Seasonal dynamics of production, and nutrient accumulation and cycling by Phragmites asutralis (Cav.) Trin. ex Stuedel in a nutrient-enriched swamp in Inland Australia. I. Whole Plants
Australian Journal of Marine and Freshwater Research
40(5) 421 - 444
A study was made of the seasonal changes in dry matter production and patterns of nutrient accumulation by Phragmites australis in a nutrient-enriched swamp in inland Australia. The density of live shoots was highest (224 m-2) in October, but the peak standing crop of live shoots (9890 g m-2) occurred in early May. Peak below-ground biomass (21 058 g m-2) occurred in early August. Rhizome biomass constituted 75% of the below-ground biomass, and showed a distinct seasonal pattern. Net annual above-ground primary production (NAAP), estimated by the maximum-minimum method, was 9513 g m-2. Correction for shoot mortality and leaf shedding before, and production after, the maximum standing crop was attained increased NAAP to 12 898 g m-2. Whole plant production estimated by the maximum-minimum method was 9960 g m-2, and the corrected estimate was 14 945 g m-2. A model of dry-matter production indicated that translocation of carbohydrate from rhizomes could have provided 33% of the dry matter of shoots. About 23% of the dry matter of shoots was redistributed to below-ground organs during senescence.

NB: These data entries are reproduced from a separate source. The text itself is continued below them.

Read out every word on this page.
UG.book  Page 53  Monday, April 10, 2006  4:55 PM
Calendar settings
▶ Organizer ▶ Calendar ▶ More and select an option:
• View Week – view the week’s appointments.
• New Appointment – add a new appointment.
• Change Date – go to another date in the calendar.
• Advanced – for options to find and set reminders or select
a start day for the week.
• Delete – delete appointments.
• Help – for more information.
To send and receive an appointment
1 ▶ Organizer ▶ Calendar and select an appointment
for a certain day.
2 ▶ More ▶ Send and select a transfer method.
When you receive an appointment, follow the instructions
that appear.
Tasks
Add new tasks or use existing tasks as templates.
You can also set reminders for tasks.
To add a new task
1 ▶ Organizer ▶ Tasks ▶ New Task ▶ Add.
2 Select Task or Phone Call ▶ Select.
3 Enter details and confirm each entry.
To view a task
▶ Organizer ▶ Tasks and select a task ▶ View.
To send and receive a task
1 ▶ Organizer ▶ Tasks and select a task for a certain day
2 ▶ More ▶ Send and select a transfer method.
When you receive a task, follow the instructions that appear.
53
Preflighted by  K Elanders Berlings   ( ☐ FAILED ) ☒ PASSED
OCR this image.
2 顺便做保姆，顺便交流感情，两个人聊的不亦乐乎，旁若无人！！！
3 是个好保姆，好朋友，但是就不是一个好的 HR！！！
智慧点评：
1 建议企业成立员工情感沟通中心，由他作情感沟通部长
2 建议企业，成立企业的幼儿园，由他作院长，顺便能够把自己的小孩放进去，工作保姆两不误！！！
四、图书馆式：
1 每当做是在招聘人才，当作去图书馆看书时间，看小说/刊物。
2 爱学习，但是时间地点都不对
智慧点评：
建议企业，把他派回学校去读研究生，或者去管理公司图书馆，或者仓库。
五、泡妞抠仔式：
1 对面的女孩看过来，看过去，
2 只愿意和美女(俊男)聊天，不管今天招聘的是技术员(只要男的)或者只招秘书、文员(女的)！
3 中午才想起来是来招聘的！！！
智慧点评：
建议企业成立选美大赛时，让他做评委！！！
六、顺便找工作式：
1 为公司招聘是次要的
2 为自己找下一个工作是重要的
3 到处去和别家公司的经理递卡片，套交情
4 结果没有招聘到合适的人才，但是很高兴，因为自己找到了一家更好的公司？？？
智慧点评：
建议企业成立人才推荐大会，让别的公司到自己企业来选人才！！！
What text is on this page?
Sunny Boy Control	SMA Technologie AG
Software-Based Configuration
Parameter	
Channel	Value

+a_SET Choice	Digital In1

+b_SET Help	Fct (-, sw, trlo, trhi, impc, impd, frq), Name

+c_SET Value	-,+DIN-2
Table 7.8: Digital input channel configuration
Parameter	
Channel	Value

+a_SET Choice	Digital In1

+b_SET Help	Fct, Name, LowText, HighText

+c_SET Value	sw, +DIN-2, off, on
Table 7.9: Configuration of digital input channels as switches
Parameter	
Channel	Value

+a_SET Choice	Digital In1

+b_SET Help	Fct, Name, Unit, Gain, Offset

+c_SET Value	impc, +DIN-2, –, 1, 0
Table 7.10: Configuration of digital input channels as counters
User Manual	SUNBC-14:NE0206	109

Concentrations of N, P, K, S, Cl and Cu declined, but concentrations of Ca, Mg, Na, Fe and Mn increased as shoots aged. Concentrations of N, P and Zn in rhizomes reached maxima in winter, and decreased in spring. Rhizomes usually contained the greatest quantity of a nutrient in the whole plant, and roots usually had less than 25% of the total plant content. There were seasonal fluctuations in the quantities of N, P, K, Zn and Cu in rhizomes. Nutrient accumulation by live shoots was underestimated by 22-55% using the maximum-minimum method. Nutrient budgets showed considerable internal cycling of N, P, K, S and Cu from rhizomes to developing shoots in spring, and from senescing shoots to rhizomes during autumn and winter.